Upside Dollar Potential

June 10, 2015

The dollar is in a corrective phase.  From the low in 2014 to this year’s high, the dollar advanced 33.8% against the euro, 26.2% against the Australian dollar, 25.7% relative to the kiwi, 24.9% vis-a-vis the yen, 22.1% on a trade-weighted basis, 21.3% versus the Canadian dollar and 18.0% against sterling.  Varying percentages of these appreciations have now been reversed.  The smallest retracements in this set of bilateral dollar pairs involve the Aussie and New Zealand dollars, 10.5% and 9.3%, respectively.  The largest reversals are sterling (36.4% of the prior climb), the loonie (25.6%), and the euro (23.9%).  Retracements of the trade-weighted dollar and dollar/yen amount to 10.9% and 12.4%.

Dollar-supporting economic fundamentals remain in place.  The United States has comparatively attractive demographic metrics.  Future monetary policy changes favor the dollar, as do economic growth differentials, the Greek debt crisis, and the rebound in world oil prices. 
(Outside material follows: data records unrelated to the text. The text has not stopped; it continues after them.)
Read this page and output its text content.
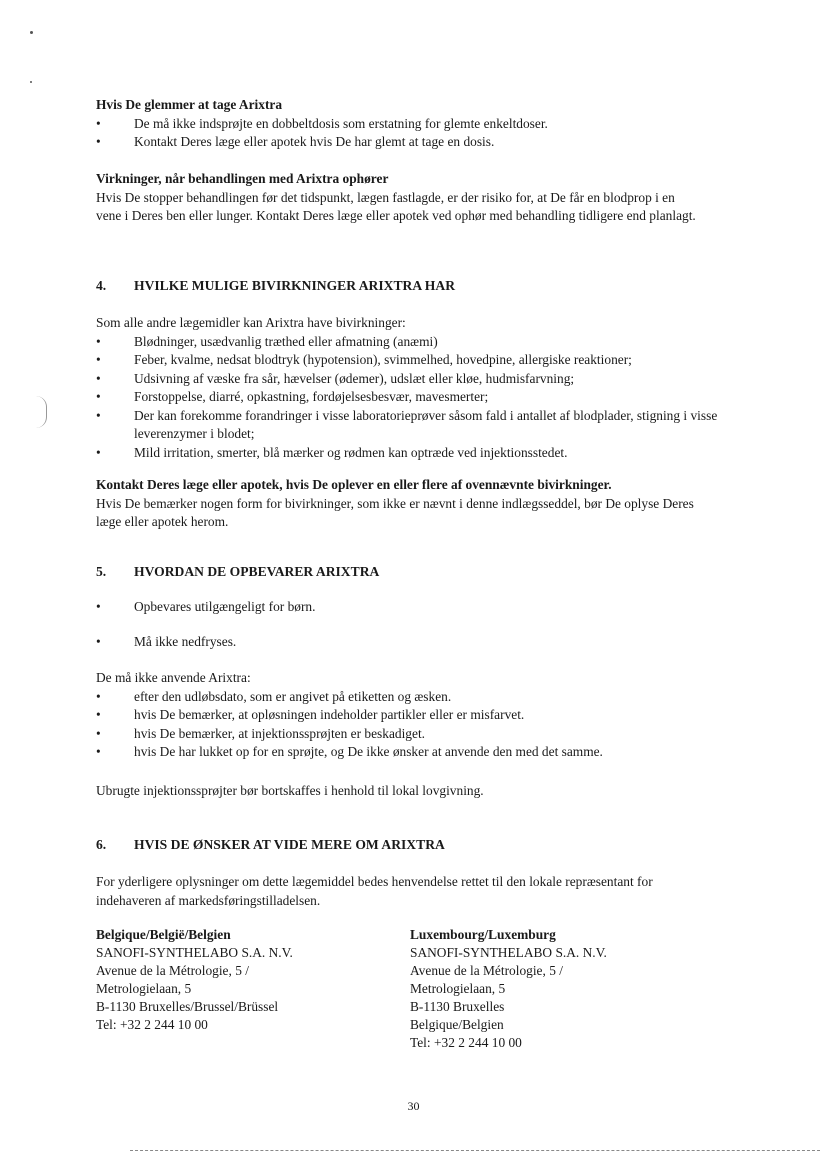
Hvis De glemmer at tage Arixtra
• De må ikke indsprøjte en dobbeltdosis som erstatning for glemte enkeltdoser.
• Kontakt Deres læge eller apotek hvis De har glemt at tage en dosis.
Virkninger, når behandlingen med Arixtra ophører

Hvis De stopper behandlingen før det tidspunkt, lægen fastlagde, er der risiko for, at De får en blodprop i en vene i Deres ben eller lunger. Kontakt Deres læge eller apotek ved ophør med behandling tidligere end planlagt.

4. HVILKE MULIGE BIVIRKNINGER ARIXTRA HAR

Som alle andre lægemidler kan Arixtra have bivirkninger:

• Blødninger, usædvanlig træthed eller afmatning (anæmi)
• Feber, kvalme, nedsat blodtryk (hypotension), svimmelhed, hovedpine, allergiske reaktioner;
• Udsivning af væske fra sår, hævelser (ødemer), udslæt eller kløe, hudmisfarvning;
• Forstoppelse, diarré, opkastning, fordøjelsesbesvær, mavesmerter;
• Der kan forekomme forandringer i visse laboratorieprøver såsom fald i antallet af blodplader, stigning i visse leverenzymer i blodet;
• Mild irritation, smerter, blå mærker og rødmen kan optræde ved injektionsstedet.
Kontakt Deres læge eller apotek, hvis De oplever en eller flere af ovennævnte bivirkninger.

Hvis De bemærker nogen form for bivirkninger, som ikke er nævnt i denne indlægsseddel, bør De oplyse Deres læge eller apotek herom.

5. HVORDAN DE OPBEVARER ARIXTRA
• Opbevares utilgængeligt for børn.
• Må ikke nedfryses.

De må ikke anvende Arixtra:

• efter den udløbsdato, som er angivet på etiketten og æsken.
• hvis De bemærker, at opløsningen indeholder partikler eller er misfarvet.
• hvis De bemærker, at injektionssprøjten er beskadiget.
• hvis De har lukket op for en sprøjte, og De ikke ønsker at anvende den med det samme.

Ubrugte injektionssprøjter bør bortskaffes i henhold til lokal lovgivning.

6. HVIS DE ØNSKER AT VIDE MERE OM ARIXTRA

For yderligere oplysninger om dette lægemiddel bedes henvendelse rettet til den lokale repræsentant for indehaveren af markedsføringstilladelsen.

Belgique/België/Belgien
SANOFI-SYNTHELABO S.A. N.V.
Avenue de la Métrologie, 5 /
Metrologielaan, 5
B-1130 Bruxelles/Brussel/Brüssel
Tel: +32 2 244 10 00
Luxembourg/Luxemburg
SANOFI-SYNTHELABO S.A. N.V.
Avenue de la Métrologie, 5 /
Metrologielaan, 5
B-1130 Bruxelles
Belgique/Belgien
Tel: +32 2 244 10 00
30
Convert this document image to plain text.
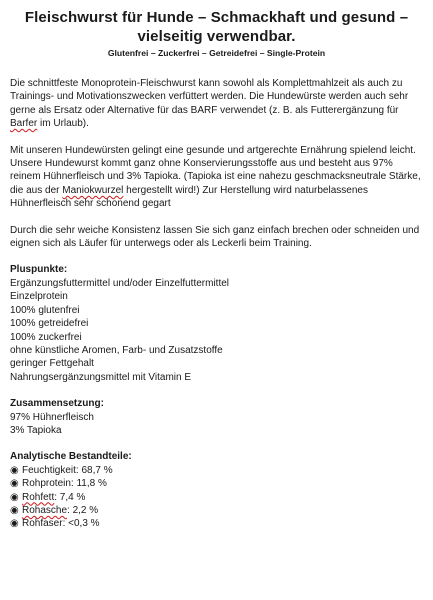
Fleischwurst für Hunde – Schmackhaft und gesund – vielseitig verwendbar.
Glutenfrei – Zuckerfrei – Getreidefrei – Single-Protein

Die schnittfeste Monoprotein-Fleischwurst kann sowohl als Komplettmahlzeit als auch zu Trainings- und Motivationszwecken verfüttert werden. Die Hundewürste werden auch sehr gerne als Ersatz oder Alternative für das BARF verwendet (z. B. als Futterergänzung für Barfer im Urlaub).

Mit unseren Hundewürsten gelingt eine gesunde und artgerechte Ernährung spielend leicht. Unsere Hundewurst kommt ganz ohne Konservierungsstoffe aus und besteht aus 97% reinem Hühnerfleisch und 3% Tapioka. (Tapioka ist eine nahezu geschmacksneutrale Stärke, die aus der Maniokwurzel hergestellt wird!) Zur Herstellung wird naturbelassenes Hühnerfleisch sehr schonend gegart

Durch die sehr weiche Konsistenz lassen Sie sich ganz einfach brechen oder schneiden und eignen sich als Läufer für unterwegs oder als Leckerli beim Training.

Pluspunkte:
Ergänzungsfuttermittel und/oder Einzelfuttermittel
Einzelprotein
100% glutenfrei
100% getreidefrei
100% zuckerfrei
ohne künstliche Aromen, Farb- und Zusatzstoffe
geringer Fettgehalt
Nahrungsergänzungsmittel mit Vitamin E
Zusammensetzung:
97% Hühnerfleisch
3% Tapioka
Analytische Bestandteile:
◉ Feuchtigkeit: 68,7 %
◉ Rohprotein: 11,8 %
◉ Rohfett: 7,4 %
◉ Rohasche: 2,2 %
◉ Rohfaser: <0,3 %
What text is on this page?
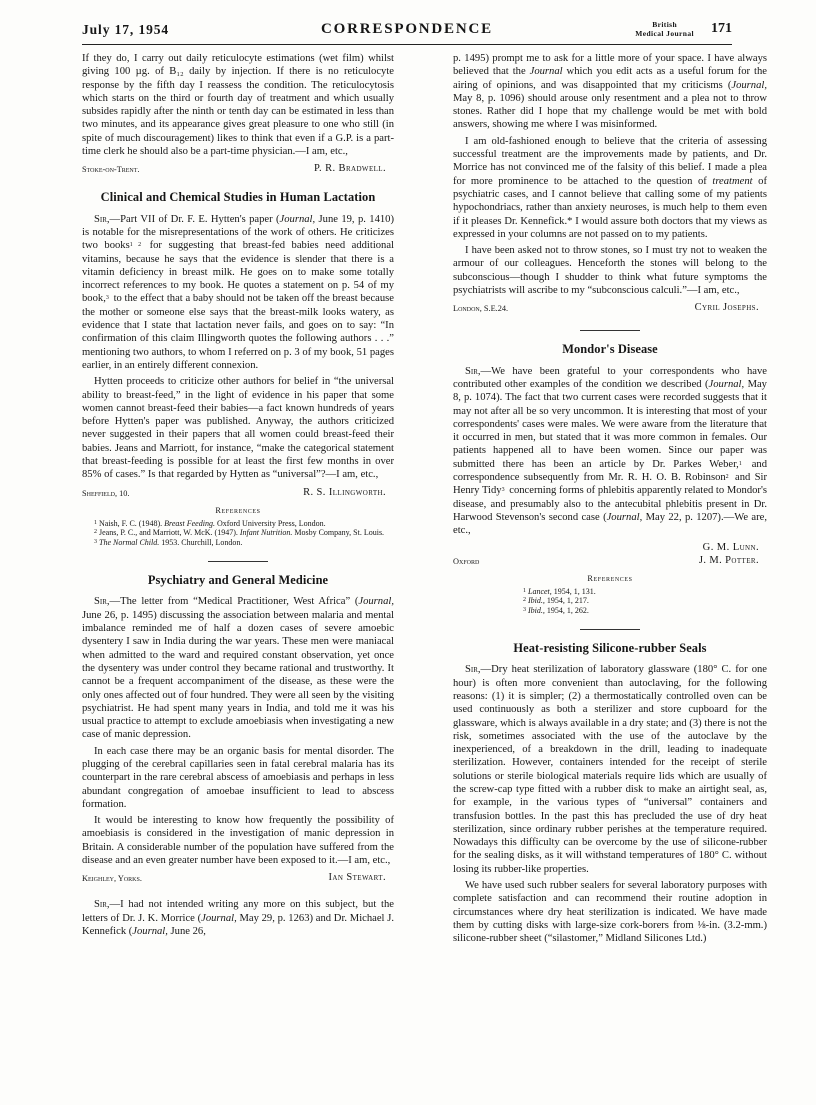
July 17, 1954	CORRESPONDENCE	British
Medical Journal 171

If they do, I carry out daily reticulocyte estimations (wet film) whilst giving 100 µg. of B₁₂ daily by injection. If there is no reticulocyte response by the fifth day I reassess the condition. The reticulocytosis which starts on the third or fourth day of treatment and which usually subsides rapidly after the ninth or tenth day can be estimated in less than two minutes, and its appearance gives great pleasure to one who still (in spite of much discouragement) likes to think that even if a G.P. is a part-time clerk he should also be a part-time physician.—I am, etc.,

Stoke-on-Trent.	P. R. Bradwell.
Clinical and Chemical Studies in Human Lactation

Sir,—Part VII of Dr. F. E. Hytten's paper (Journal, June 19, p. 1410) is notable for the misrepresentations of the work of others. He criticizes two books$^{1 2}$ for suggesting that breast-fed babies need additional vitamins, because he says that the evidence is slender that there is a vitamin deficiency in breast milk. He goes on to make some totally incorrect references to my book. He quotes a statement on p. 54 of my book,$^3$ to the effect that a baby should not be taken off the breast because the mother or someone else says that the breast-milk looks watery, as evidence that I state that lactation never fails, and goes on to say: “In confirmation of this claim Illingworth quotes the following authors . . .” mentioning two authors, to whom I referred on p. 3 of my book, 51 pages earlier, in an entirely different connexion.

Hytten proceeds to criticize other authors for belief in “the universal ability to breast-feed,” in the light of evidence in his paper that some women cannot breast-feed their babies—a fact known hundreds of years before Hytten's paper was published. Anyway, the authors criticized never suggested in their papers that all women could breast-feed their babies. Jeans and Marriott, for instance, “make the categorical statement that breast-feeding is possible for at least the first few months in over 85% of cases.” Is that regarded by Hytten as “universal”?—I am, etc.,

Sheffield, 10.	R. S. Illingworth.
References
$^1$ Naish, F. C. (1948). Breast Feeding. Oxford University Press, London.
$^2$ Jeans, P. C., and Marriott, W. McK. (1947). Infant Nutrition. Mosby Company, St. Louis.
$^3$ The Normal Child. 1953. Churchill, London.
Psychiatry and General Medicine

Sir,—The letter from “Medical Practitioner, West Africa” (Journal, June 26, p. 1495) discussing the association between malaria and mental imbalance reminded me of half a dozen cases of severe amoebic dysentery I saw in India during the war years. These men were maniacal when admitted to the ward and required constant observation, yet once the dysentery was under control they became rational and trustworthy. It cannot be a frequent accompaniment of the disease, as these were the only ones affected out of four hundred. They were all seen by the visiting psychiatrist. He had spent many years in India, and told me it was his usual practice to attempt to exclude amoebiasis when investigating a new case of manic depression.

In each case there may be an organic basis for mental disorder. The plugging of the cerebral capillaries seen in fatal cerebral malaria has its counterpart in the rare cerebral abscess of amoebiasis and perhaps in less abundant congregation of amoebae insufficient to lead to abscess formation.

It would be interesting to know how frequently the possibility of amoebiasis is considered in the investigation of manic depression in Britain. A considerable number of the population have suffered from the disease and an even greater number have been exposed to it.—I am, etc.,

Keighley, Yorks.	Ian Stewart.

Sir,—I had not intended writing any more on this subject, but the letters of Dr. J. K. Morrice (Journal, May 29, p. 1263) and Dr. Michael J. Kennefick (Journal, June 26,

p. 1495) prompt me to ask for a little more of your space. I have always believed that the Journal which you edit acts as a useful forum for the airing of opinions, and was disappointed that my criticisms (Journal, May 8, p. 1096) should arouse only resentment and a plea not to throw stones. Rather did I hope that my challenge would be met with bold answers, showing me where I was misinformed.

I am old-fashioned enough to believe that the criteria of assessing successful treatment are the improvements made by patients, and Dr. Morrice has not convinced me of the falsity of this belief. I made a plea for more prominence to be attached to the question of treatment of psychiatric cases, and I cannot believe that calling some of my patients hypochondriacs, rather than anxiety neuroses, is much help to them even if it pleases Dr. Kennefick.* I would assure both doctors that my views as expressed in your columns are not passed on to my patients.

I have been asked not to throw stones, so I must try not to weaken the armour of our colleagues. Henceforth the stones will belong to the subconscious—though I shudder to think what future symptoms the psychiatrists will ascribe to my “subconscious calculi.”—I am, etc.,

London, S.E.24.	Cyril Josephs.
Mondor's Disease

Sir,—We have been grateful to your correspondents who have contributed other examples of the condition we described (Journal, May 8, p. 1074). The fact that two current cases were recorded suggests that it may not after all be so very uncommon. It is interesting that most of your correspondents' cases were males. We were aware from the literature that it occurred in men, but stated that it was more common in females. Our patients happened all to have been women. Since our paper was submitted there has been an article by Dr. Parkes Weber,$^1$ and correspondence subsequently from Mr. R. H. O. B. Robinson$^2$ and Sir Henry Tidy$^3$ concerning forms of phlebitis apparently related to Mondor's disease, and presumably also to the antecubital phlebitis present in Dr. Harwood Stevenson's second case (Journal, May 22, p. 1207).—We are, etc.,

G. M. Lunn.
Oxford	J. M. Potter.
References
$^1$ Lancet, 1954, 1, 131.
$^2$ Ibid., 1954, 1, 217.
$^3$ Ibid., 1954, 1, 262.
Heat-resisting Silicone-rubber Seals

Sir,—Dry heat sterilization of laboratory glassware (180° C. for one hour) is often more convenient than autoclaving, for the following reasons: (1) it is simpler; (2) a thermostatically controlled oven can be used continuously as both a sterilizer and store cupboard for the glassware, which is always available in a dry state; and (3) there is not the risk, sometimes associated with the use of the autoclave by the inexperienced, of a breakdown in the drill, leading to inadequate sterilization. However, containers intended for the receipt of sterile solutions or sterile biological materials require lids which are usually of the screw-cap type fitted with a rubber disk to make an airtight seal, as, for example, in the various types of “universal” containers and transfusion bottles. In the past this has precluded the use of dry heat sterilization, since ordinary rubber perishes at the temperature required. Nowadays this difficulty can be overcome by the use of silicone-rubber for the sealing disks, as it will withstand temperatures of 180° C. without losing its rubber-like properties.

We have used such rubber sealers for several laboratory purposes with complete satisfaction and can recommend their routine adoption in circumstances where dry heat sterilization is indicated. We have made them by cutting disks with large-size cork-borers from ⅛-in. (3.2-mm.) silicone-rubber sheet (“silastomer,” Midland Silicones Ltd.)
The dollar rose more extensively in the early 1980s and late 90s to early noughties than it during the past thirteen months.  In the early 1980s, the greenback advanced 87% in trade-weighted terms, 105% against the D-mark and 59% relative to the yen.  In the dot-com/euro launch period, cumulative dollar appreciation amounted to 49% in trade-weighted terms, 71% against the mark-translation value of the euro and 69% vis-a-vis the yen.  These historical comparisons tell us that a resumption of extensive dollar appreciation would not take currency trading into unprecedented waters.

A different and more serious constraint to a rising dollar is the strain such would put on emerging markets.  EM currencies already have declined sharply.  In the year to early June, the Russian ruble tumbled about 35% and the Brazilian real, Colombian peso and Turkish lira fell more than 20%.  The currencies  Malaysia, South Africa, Chile, and Argentina fell more than 10%.  Runs on emerging market currencies would boost inflation, raise interest rates, and depress growth in many emerging markets.  Federal Reserve officials have indicated they will not completely ignore how their rate-normalizing efforts affect other economies.

Little in foreign exchange forecasting comes close to certainty.  The dollar’s present correction makes intuitive sense.  Corrections within a longer trend are a fact of market life, and this one was encouraged by shifting growth expectations that have narrowed the differential better U.S. prospects and those in other advanced economies.  That said, the framework of fundamentals that powered the dollar’s gains from May 2014 to March/April 2015 seems intact more or less, and historical precedents show that the dollar has nowhere near approached the historically largest advances.